LicenseInformation.IsActive protects you by verifying the validity of the license and should be called prior to fulfilling a purchase. However, this call is expensive and should not be called on app startup or resume. Call it at the last possible moment and avoid blocking the UI thread.
When you believe a product purchase has completed, first verify that a license exists for that product ID, then check to see whether IsActive is true on that license. Fulfill active licenses immediately. IsActive should always be true for all licenses. If you encounter a license for which IsActive is false, the user has an invalid license installed. This can happen if the device has been compromised by a hacker. You should let the user know that you cannot verify the purchase and they should contact you to verify their purchase. If the purchase appears to be valid according to your records, contact Microsoft support.
When something goes wrong, it’s a good idea to help the user as much as you can. If the only remediation available is to contact you, it’s best to be transparent and use friendly, clear language. Here's an example:

“Something has gone wrong and we can’t verify your purchase. Try restarting your app to see if this fixes the issue. If it doesn’t, you can contact us at [email], let us know what you purchased, and we’ll figure out what went wrong.”

Receipts

A receipt records the purchase of goods. Each transaction that is carried out using in-app purchase has an associated receipt that can be retrieved using the GetProductReceiptAsync method. When you request a receipt for the purchase of a product, an XML receipt is sent to you and contains the following information.

Field	Description
Id	Unique transaction ID for this purchase
AppId	ID of the app for which the product was purchased
ProductId	Your unique ID for the in-app product
PurchasePrice	Price formatted in the user’s currency of sale
PurchaseDate	Date the purchase occurred
ProductType	Whether the product is a consumable or durable
PublisherUserId	Unique to the app publisher ID of the user who made the purchase
PublisherDeviceId	Unique to the app publisher ID of the device on which the purchase was made
MicrosoftProductId	Microsoft internal tracking ID of this product

The receipt also contains a digital signature that can be used to verify the integrity of the receipt and make sure no tampering took place. When fulfilling durables through your servers, always send the receipt along with the user ID that you have defined for the user who purchased the durable. This should be sent over a secure, HTTPS connection. As an added level of security, you should pass a secret with each call to your servers to increase the confidence that the request is being sent from your app. Taking these precautions will reduce the attack surface for your products and enable you to confidentially fulfill your user’s durable purchases wherever and whenever necessary.

Tip

To verify a receipt's authenticity, you can check the receipt's signature using the public certificate. The public certificate (IapReceiptProduction.cer) is downloaded as part of the In-app purchase receipt verification code sample.

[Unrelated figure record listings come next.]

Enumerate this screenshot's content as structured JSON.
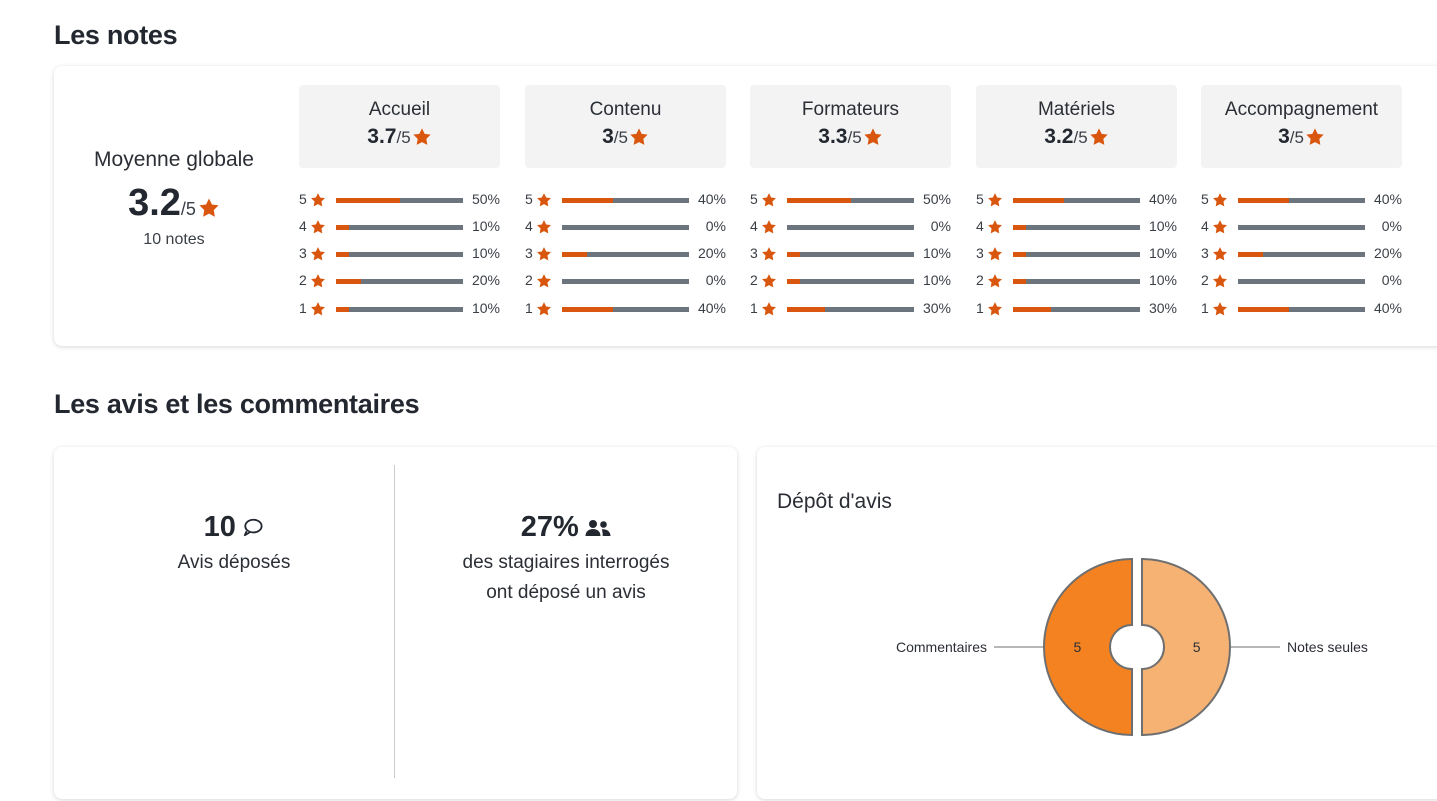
{
  "colors": {
    "accent": "#d9560e",
    "track": "#6c757d",
    "header_bg": "#f3f3f4"
  },
  "notes": {
    "title": "Les notes",
    "global": {
      "label": "Moyenne globale",
      "value": "3.2",
      "max": "/5",
      "count": "10 notes"
    },
    "categories": [
      {
        "name": "Accueil",
        "value": "3.7",
        "max": "/5",
        "rows": [
          {
            "stars": "5",
            "pct": "50%",
            "fraction": 0.5
          },
          {
            "stars": "4",
            "pct": "10%",
            "fraction": 0.1
          },
          {
            "stars": "3",
            "pct": "10%",
            "fraction": 0.1
          },
          {
            "stars": "2",
            "pct": "20%",
            "fraction": 0.2
          },
          {
            "stars": "1",
            "pct": "10%",
            "fraction": 0.1
          }
        ]
      },
      {
        "name": "Contenu",
        "value": "3",
        "max": "/5",
        "rows": [
          {
            "stars": "5",
            "pct": "40%",
            "fraction": 0.4
          },
          {
            "stars": "4",
            "pct": "0%",
            "fraction": 0
          },
          {
            "stars": "3",
            "pct": "20%",
            "fraction": 0.2
          },
          {
            "stars": "2",
            "pct": "0%",
            "fraction": 0
          },
          {
            "stars": "1",
            "pct": "40%",
            "fraction": 0.4
          }
        ]
      },
      {
        "name": "Formateurs",
        "value": "3.3",
        "max": "/5",
        "rows": [
          {
            "stars": "5",
            "pct": "50%",
            "fraction": 0.5
          },
          {
            "stars": "4",
            "pct": "0%",
            "fraction": 0
          },
          {
            "stars": "3",
            "pct": "10%",
            "fraction": 0.1
          },
          {
            "stars": "2",
            "pct": "10%",
            "fraction": 0.1
          },
          {
            "stars": "1",
            "pct": "30%",
            "fraction": 0.3
          }
        ]
      },
      {
        "name": "Matériels",
        "value": "3.2",
        "max": "/5",
        "rows": [
          {
            "stars": "5",
            "pct": "40%",
            "fraction": 0.4
          },
          {
            "stars": "4",
            "pct": "10%",
            "fraction": 0.1
          },
          {
            "stars": "3",
            "pct": "10%",
            "fraction": 0.1
          },
          {
            "stars": "2",
            "pct": "10%",
            "fraction": 0.1
          },
          {
            "stars": "1",
            "pct": "30%",
            "fraction": 0.3
          }
        ]
      },
      {
        "name": "Accompagnement",
        "value": "3",
        "max": "/5",
        "rows": [
          {
            "stars": "5",
            "pct": "40%",
            "fraction": 0.4
          },
          {
            "stars": "4",
            "pct": "0%",
            "fraction": 0
          },
          {
            "stars": "3",
            "pct": "20%",
            "fraction": 0.2
          },
          {
            "stars": "2",
            "pct": "0%",
            "fraction": 0
          },
          {
            "stars": "1",
            "pct": "40%",
            "fraction": 0.4
          }
        ]
      }
    ]
  },
  "avis": {
    "title": "Les avis et les commentaires",
    "count_value": "10",
    "count_label": "Avis déposés",
    "count_icon": "comment-icon",
    "rate_value": "27%",
    "rate_icon": "users-icon",
    "rate_label_line1": "des stagiaires interrogés",
    "rate_label_line2": "ont déposé un avis"
  },
  "depot": {
    "title": "Dépôt d'avis",
    "chart_data": {
      "type": "pie",
      "categories": [
        "Notes seules",
        "Commentaires"
      ],
      "values": [
        5,
        5
      ],
      "colors": [
        "#f6b273",
        "#f58220"
      ],
      "data_labels": [
        "5",
        "5"
      ]
    }
  }
}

Managing app updates and versioning

It is very likely that during the lifetime of your app you will perform an update to the app. From an in-app purchase perspective, it’s very important to maintain the state of all products the user owns during an app upgrade. When the app upgrade is complete, you need to examine all licenses and fulfill or reprovision all purchased products. For example, if the user purchased level 6 of your game and then carries out an app upgrade, you need to automatically unlock level 6 of the game when the game starts. Windows Phone doesn’t support restoration of consumables. The management of consumables is your responsibility and you will need to make sure that the state of each consumable is restored after an app upgrade or reinstallation.